The Libertine (2004)
Con Johnny Depp, Samantha Morton, John Malkovich, Paul Ritter, Stanley Townsend, Rosamund Pike
La trama
Le vicende amorose e artistiche di uno scrittore dongiovanni.
La vera storia di John Wilmot, meglio noto come Conte di Rochester, poeta satirico del XVII secolo, amico e confidente di re Carlo II. Giovane, spregiudicato e dalla vita sessuale assai movimentata, si conquista il rispetto della famiglia reale nonostante sia il bersaglio preferito della sua satira. Il suo amore per Elizabeth Barry, una giovane attrice, lo porterà alla rovina.

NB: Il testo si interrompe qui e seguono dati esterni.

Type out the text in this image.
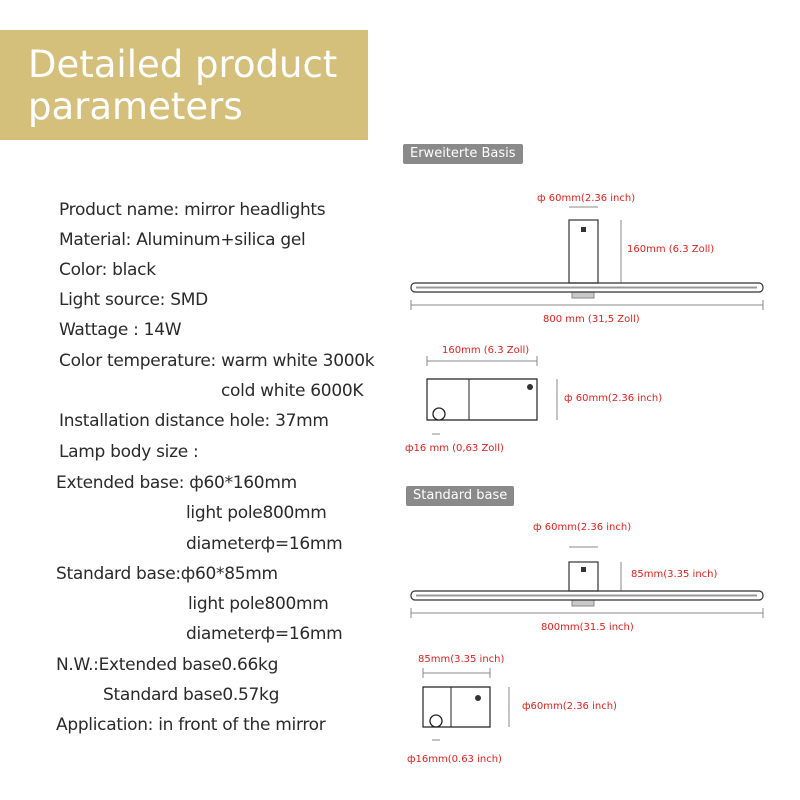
Detailed product
parameters
Product name: mirror headlights
Material: Aluminum+silica gel
Color: black
Light source: SMD
Wattage : 14W
Color temperature: warm white 3000k
cold white 6000K
Installation distance hole: 37mm
Lamp body size :
Extended base: ф60*160mm
light pole800mm
diameterф=16mm
Standard base:ф60*85mm
light pole800mm
diameterф=16mm
N.W.:Extended base0.66kg
Standard base0.57kg
Application: in front of the mirror
Erweiterte Basis
ф 60mm(2.36 inch)
160mm (6.3 Zoll)
800 mm (31,5 Zoll)
160mm (6.3 Zoll)
ф 60mm(2.36 inch)
ф16 mm (0,63 Zoll)
Standard base
ф 60mm(2.36 inch)
85mm(3.35 inch)
800mm(31.5 inch)
85mm(3.35 inch)
ф60mm(2.36 inch)
ф16mm(0.63 inch)
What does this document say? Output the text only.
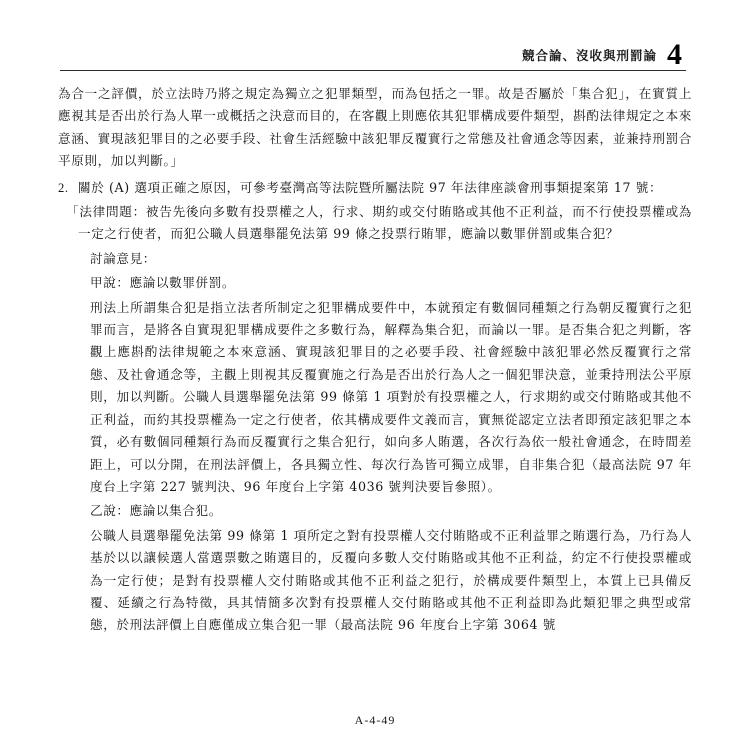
競合論、沒收與刑罰論 4

為合一之評價，於立法時乃將之規定為獨立之犯罪類型，而為包括之一罪。故是否屬於「集合犯」，在實質上應視其是否出於行為人單一或概括之決意而目的，在客觀上則應依其犯罪構成要件類型，斟酌法律規定之本來意涵、實現該犯罪目的之必要手段、社會生活經驗中該犯罪反覆實行之常態及社會通念等因素，並兼持刑罰合平原則，加以判斷。」

2. 關於 (A) 選項正確之原因，可參考臺灣高等法院暨所屬法院 97 年法律座談會刑事類提案第 17 號：

「法律問題：被告先後向多數有投票權之人，行求、期約或交付賄賂或其他不正利益，而不行使投票權或為一定之行使者，而犯公職人員選舉罷免法第 99 條之投票行賄罪，應論以數罪併罰或集合犯？

討論意見：

甲說：應論以數罪併罰。

刑法上所謂集合犯是指立法者所制定之犯罪構成要件中，本就預定有數個同種類之行為朝反覆實行之犯罪而言，是將各自實現犯罪構成要件之多數行為，解釋為集合犯，而論以一罪。是否集合犯之判斷，客觀上應斟酌法律規範之本來意涵、實現該犯罪目的之必要手段、社會經驗中該犯罪必然反覆實行之常態、及社會通念等，主觀上則視其反覆實施之行為是否出於行為人之一個犯罪決意，並秉持刑法公平原則，加以判斷。公職人員選舉罷免法第 99 條第 1 項對於有投票權之人，行求期約或交付賄賂或其他不正利益，而約其投票權為一定之行使者，依其構成要件文義而言，實無從認定立法者即預定該犯罪之本質，必有數個同種類行為而反覆實行之集合犯行，如向多人賄選，各次行為依一般社會通念，在時間差距上，可以分開，在刑法評價上，各具獨立性、每次行為皆可獨立成罪，自非集合犯（最高法院 97 年度台上字第 227 號判決、96 年度台上字第 4036 號判決要旨參照）。

乙說：應論以集合犯。

公職人員選舉罷免法第 99 條第 1 項所定之對有投票權人交付賄賂或不正利益罪之賄選行為，乃行為人基於以以讓候選人當選票數之賄選目的，反覆向多數人交付賄賂或其他不正利益，約定不行使投票權或為一定行使；是對有投票權人交付賄賂或其他不正利益之犯行，於構成要件類型上，本質上已具備反覆、延續之行為特徵，具其情簡多次對有投票權人交付賄賂或其他不正利益即為此類犯罪之典型或常態，於刑法評價上自應僅成立集合犯一罪（最高法院 96 年度台上字第 3064 號

A-4-49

Tratto dalla pièce teatrale di Stephen Jeffreys (autore della trasposizione), _The Libertine_ segna il debutto sul grande schermo dell'acclamato regista inglese di video musicali Laurence Dunmore. Un'opera prima intinta nel buio e nel fango, nell'uggiosità e negli umori carnali come fosse un noir.
La recensione di FilmTv
Di Aldo Fittante - FilmTV n. 7/2006
Vita, amori e scelleratezze di John Wilmot, un conte sull’orlo della grandezza
L'opinione più votata
Di Lina scritta il 12/03/2009 - utile per 8 utenti
Voto al film: 
La bellezza di quest'opera cinematografica consiste soprattutto nell'essere una piece teatrale davvero ben fatta: recitazione come già detto impeccabile, splendide scenografie che ricostruiscono bene gli ambienti di quell'epoca, ottima fotografia cupa, ma efficace, costumi e trucchi perfetti ed una colonna sonora adeguata. Forse soltanto la sceneggiatura un po' logorroica e spesso densa di lunghi dialoghi che non sempre si completano con le potenzialità della trama, poteva essere sviluppata meglio. Comunque il dramma raccontato è molto emozionante e straziante. Il suo protagonista è un uomo erudito ed ironico, ma amorale, spesso volgare e senza pudore, corrotto dalla sua debolezza per il sesso, che nonostante sia già sposato con una donna pura e buona che lo adora, s'innamora di un'attrice che riesce a farlo sentire pieno di passione per la vita dopo tanto tempo e che in seguito gli dà addirittura una figlia. E lui a sua volta aiuta lei a sviluppare ulteriormente il proprio talento attoriale. L'epilogo però è molto tragico perchè il conte morirà lentamente e soffertamente di sifilide, assistito dalla moglie. Le sequenze finali sono certamente le più toccanti in quanto mostrano un John Wilmot ormai distrutto nel fisico e nell'anima dalla malattia. Che dire, come film merita più di una visione per essere compreso ed apprezzato fino in fondo. E' davvero una perla rara in grado di arrivare al cuore e di far riflettere molto sulla vita, sull'amore irrazionale, sui vari aspetti della sessualità, sulla corruzione, sull'autodistruzione e soprattutto su quell'opprimente senso di riscatto che può pervadere l'essere umano cosciente di aver toccato il fondo dopo aver vissuto una vita ricca di eccessi e dissolutezze.
- negative [17]
- sufficienti [12]
- positive [25]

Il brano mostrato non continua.